Ramirez-Peyro v. Holder, No. 08-2657 (8th Cir. August 4, 2009)
Murphy, MELLOY, and Shepherd
The BIA has twice reversed the IJ’s CAT grant for Mr. Ramirez-Peyro. Now, for the second time, the Eighth Circuit has vacated the BIA’s decision and remanded.
Mr. Ramirez, formerly a member of the Mexican highway police and formerly involved in drug-trafficking, worked as an informant for U.S. Immigration and Customs Enforcement. He helped arrest approximately 50 people involved in the Mexican drug-trafficking trade. He also worked with the Mexican government to incriminate members of the cartel. There have been two attempts on his life since he has worked with the U.S. government. The U.S. granted him immunity and placed him in protective custody, isolating him from members of the prison population that may wish to harm him based on his informant work. The IJ did not determine Mr. Ramirez was offered immunity from the Mexican government and the IJ found that there is no effective witness protection for Mr. Ramirez in Mexico.
The Court first remanded (see Ramirez-Peyro v. Gonzales, 477 F.3d 637 (8th Cir. 2007)) for factual finding about Mr. Ramirez’s ability to relocate in Mexico and the Mexican government’s acquiescence. After hearing evidence on these issues the IJ granted CAT. The BIA vacated, holding that if public officials acquiesce in the drug cartel’s use of torture it would not be “under the pretense of law” but would be because they were “following a purely personal pursuit.”
The Eighth Circuit unpacked the meaning of torture inflicted with “with the consent or acquiescence of a public official or other person acting in an official capacity” 8 C.F.R. § 1208.18(a)(1). The Court did not disagree with BIA that “official capacity” is analogous to “under color of law.” But the “BIA misunderstood and misapplied the parameters of ‘under color of law.’” “To find whether an official acts under color of law, we look to see whether a sufficient nexus exists between the official’s public position and the official’s harmful conduct.” The nexus inquiry “includes considerations such as whether the officers are on duty and in uniform, the motivation behind the officers’ actions, and whether the officers had access to the victims because of their positions, among others.” The Court found the at the BIA applied too narrow a definitions of “under color of law.”

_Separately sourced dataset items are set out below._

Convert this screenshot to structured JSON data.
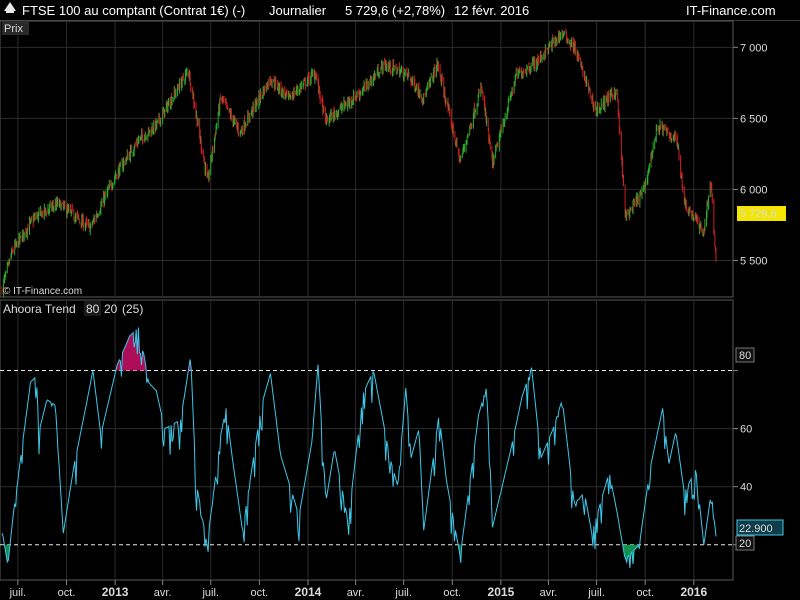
{
  "header": {
    "instrument": "FTSE 100 au comptant (Contrat 1€) (-)",
    "period": "Journalier",
    "quote": "5 729,6 (+2,78%)",
    "date": "12 févr. 2016",
    "brand": "IT-Finance.com"
  },
  "price_panel": {
    "label": "Prix",
    "watermark": "© IT-Finance.com",
    "last_price_label": "5 729,6"
  },
  "indicator_panel": {
    "name": "Ahoora Trend",
    "params": [
      "80",
      "20",
      "(25)"
    ],
    "last_value_label": "22.900",
    "level_high_label": "80",
    "level_low_label": "20"
  },
  "colors": {
    "up": "#2eaa2e",
    "down": "#d02020",
    "indicator": "#3fc7e8",
    "overbought_fill": "#c01060",
    "oversold_fill": "#14a05a",
    "last_price_badge": "#f2e600"
  },
  "chart_data": [
    {
      "type": "candlestick",
      "series_name": "FTSE 100",
      "ylim": [
        5250,
        7150
      ],
      "yticks": [
        5500,
        6000,
        6500,
        7000
      ],
      "ytick_labels": [
        "5 500",
        "6 000",
        "6 500",
        "7 000"
      ],
      "x_ticks": [
        "juil.",
        "oct.",
        "2013",
        "avr.",
        "juil.",
        "oct.",
        "2014",
        "avr.",
        "juil.",
        "oct.",
        "2015",
        "avr.",
        "juil.",
        "oct.",
        "2016"
      ],
      "x_ticks_bold": [
        false,
        false,
        true,
        false,
        false,
        false,
        true,
        false,
        false,
        false,
        true,
        false,
        false,
        false,
        true
      ],
      "anchors": [
        [
          "2012-06-01",
          5300
        ],
        [
          "2012-06-20",
          5560
        ],
        [
          "2012-08-01",
          5800
        ],
        [
          "2012-09-15",
          5900
        ],
        [
          "2012-11-15",
          5730
        ],
        [
          "2013-01-02",
          6100
        ],
        [
          "2013-02-15",
          6350
        ],
        [
          "2013-03-20",
          6450
        ],
        [
          "2013-05-20",
          6840
        ],
        [
          "2013-06-25",
          6050
        ],
        [
          "2013-07-20",
          6650
        ],
        [
          "2013-08-25",
          6400
        ],
        [
          "2013-10-22",
          6780
        ],
        [
          "2013-11-25",
          6640
        ],
        [
          "2014-01-15",
          6820
        ],
        [
          "2014-02-03",
          6480
        ],
        [
          "2014-04-15",
          6700
        ],
        [
          "2014-05-25",
          6880
        ],
        [
          "2014-07-10",
          6800
        ],
        [
          "2014-08-08",
          6640
        ],
        [
          "2014-09-03",
          6880
        ],
        [
          "2014-10-16",
          6200
        ],
        [
          "2014-11-25",
          6720
        ],
        [
          "2014-12-16",
          6180
        ],
        [
          "2015-01-30",
          6800
        ],
        [
          "2015-03-10",
          6900
        ],
        [
          "2015-04-27",
          7100
        ],
        [
          "2015-05-20",
          7000
        ],
        [
          "2015-06-30",
          6550
        ],
        [
          "2015-08-08",
          6700
        ],
        [
          "2015-08-25",
          5800
        ],
        [
          "2015-09-29",
          6000
        ],
        [
          "2015-10-25",
          6450
        ],
        [
          "2015-11-30",
          6350
        ],
        [
          "2015-12-15",
          5900
        ],
        [
          "2016-01-20",
          5700
        ],
        [
          "2016-02-02",
          6050
        ],
        [
          "2016-02-12",
          5500
        ]
      ]
    },
    {
      "type": "line",
      "series_name": "Ahoora Trend",
      "ylim": [
        12,
        95
      ],
      "yticks": [
        20,
        40,
        60,
        80
      ],
      "ytick_labels": [
        "20",
        "40",
        "60",
        "80"
      ],
      "thresholds": [
        80,
        20
      ],
      "cycles": [
        [
          "2012-06-01",
          25
        ],
        [
          "2012-06-12",
          13
        ],
        [
          "2012-06-22",
          30
        ],
        [
          "2012-07-25",
          76
        ],
        [
          "2012-08-05",
          78
        ],
        [
          "2012-08-10",
          59
        ],
        [
          "2012-08-25",
          70
        ],
        [
          "2012-09-10",
          68
        ],
        [
          "2012-09-25",
          24
        ],
        [
          "2012-10-15",
          47
        ],
        [
          "2012-11-05",
          66
        ],
        [
          "2012-11-20",
          80
        ],
        [
          "2012-12-05",
          58
        ],
        [
          "2013-01-05",
          82
        ],
        [
          "2013-01-29",
          92
        ],
        [
          "2013-02-15",
          95
        ],
        [
          "2013-02-25",
          85
        ],
        [
          "2013-03-05",
          76
        ],
        [
          "2013-03-20",
          73
        ],
        [
          "2013-04-05",
          60
        ],
        [
          "2013-05-05",
          63
        ],
        [
          "2013-05-24",
          85
        ],
        [
          "2013-06-03",
          42
        ],
        [
          "2013-06-24",
          20
        ],
        [
          "2013-07-20",
          58
        ],
        [
          "2013-07-30",
          67
        ],
        [
          "2013-08-10",
          51
        ],
        [
          "2013-08-30",
          25
        ],
        [
          "2013-10-05",
          68
        ],
        [
          "2013-10-22",
          79
        ],
        [
          "2013-11-10",
          51
        ],
        [
          "2013-12-15",
          30
        ],
        [
          "2014-01-08",
          55
        ],
        [
          "2014-01-20",
          82
        ],
        [
          "2014-02-04",
          35
        ],
        [
          "2014-02-20",
          53
        ],
        [
          "2014-03-18",
          28
        ],
        [
          "2014-04-15",
          72
        ],
        [
          "2014-05-05",
          80
        ],
        [
          "2014-06-05",
          50
        ],
        [
          "2014-06-20",
          40
        ],
        [
          "2014-07-05",
          74
        ],
        [
          "2014-07-15",
          50
        ],
        [
          "2014-07-30",
          60
        ],
        [
          "2014-08-08",
          25
        ],
        [
          "2014-09-06",
          65
        ],
        [
          "2014-09-20",
          42
        ],
        [
          "2014-10-16",
          16
        ],
        [
          "2014-11-20",
          65
        ],
        [
          "2014-12-06",
          75
        ],
        [
          "2014-12-16",
          26
        ],
        [
          "2015-01-20",
          53
        ],
        [
          "2015-02-10",
          71
        ],
        [
          "2015-02-28",
          81
        ],
        [
          "2015-03-18",
          50
        ],
        [
          "2015-04-10",
          60
        ],
        [
          "2015-04-27",
          70
        ],
        [
          "2015-05-20",
          34
        ],
        [
          "2015-06-08",
          38
        ],
        [
          "2015-06-22",
          24
        ],
        [
          "2015-07-25",
          45
        ],
        [
          "2015-08-10",
          30
        ],
        [
          "2015-08-24",
          15
        ],
        [
          "2015-09-20",
          20
        ],
        [
          "2015-10-10",
          46
        ],
        [
          "2015-11-03",
          67
        ],
        [
          "2015-11-15",
          48
        ],
        [
          "2015-11-28",
          59
        ],
        [
          "2015-12-14",
          38
        ],
        [
          "2016-01-05",
          46
        ],
        [
          "2016-01-20",
          20
        ],
        [
          "2016-02-03",
          38
        ],
        [
          "2016-02-12",
          23
        ]
      ],
      "last_value": 22.9
    }
  ]
}
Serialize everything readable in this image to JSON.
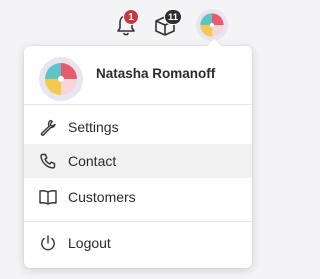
{
  "topbar": {
    "notifications": {
      "icon": "bell-icon",
      "count": "1",
      "badge_color": "#c8373e"
    },
    "packages": {
      "icon": "box-icon",
      "count": "11",
      "badge_color": "#2f2f2f"
    },
    "avatar": {
      "icon": "beach-ball-avatar"
    }
  },
  "menu": {
    "user_name": "Natasha Romanoff",
    "items": [
      {
        "label": "Settings",
        "icon": "wrench-icon"
      },
      {
        "label": "Contact",
        "icon": "phone-icon",
        "active": true
      },
      {
        "label": "Customers",
        "icon": "book-icon"
      }
    ],
    "logout": {
      "label": "Logout",
      "icon": "power-icon"
    }
  }
}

Mr. Ramirez fears harm from Mexican officials; he also fears that Mexican officials would turn him over to the cartel. The Court found that “it is the precise authority with which the Mexican government vests these police officers that provides them with the means and opportunity to harm people such as Ramirez.” The Court emphasized that even though “the upper echelons” of the Mexican government oppose “corruption and collusion with the drug cartels,” Mexico may still be held “responsible for the acts of its officials, including low-level ones” under CAT.
In a footnote, the Court explained its denial of the government’s motion to strike Mr. Ramirez’s reply brief. The Government claimed that Mr. Ramirez waived the issue of the Mexican government’s failure to offer him immunity by not raising it in his initial brief. The Court found that the opening brief “necessarily incorporate[d] a challenge to the BIA’s factual finding that he had immunity” and cited Barham v. Reliance Standard Life Ins. Co., 441 F.3d 581, 584 (8th Cir. 2006) where it had considered a reply brief argument when it “supplemented an argument raised in a party’s initial brief.”
In conclusion, the Court criticized the BIA’s admonishment of Mr. Ramirez’s previous drug cartel involvement before he became an informant. The BIA had stated that Mr. Ramirez had “courted the risk through his own actions.” The Court stated that “the violence Ramirez-Peyro faces, if anything, is an occupational hazard of working on behalf oc the U.S. government.”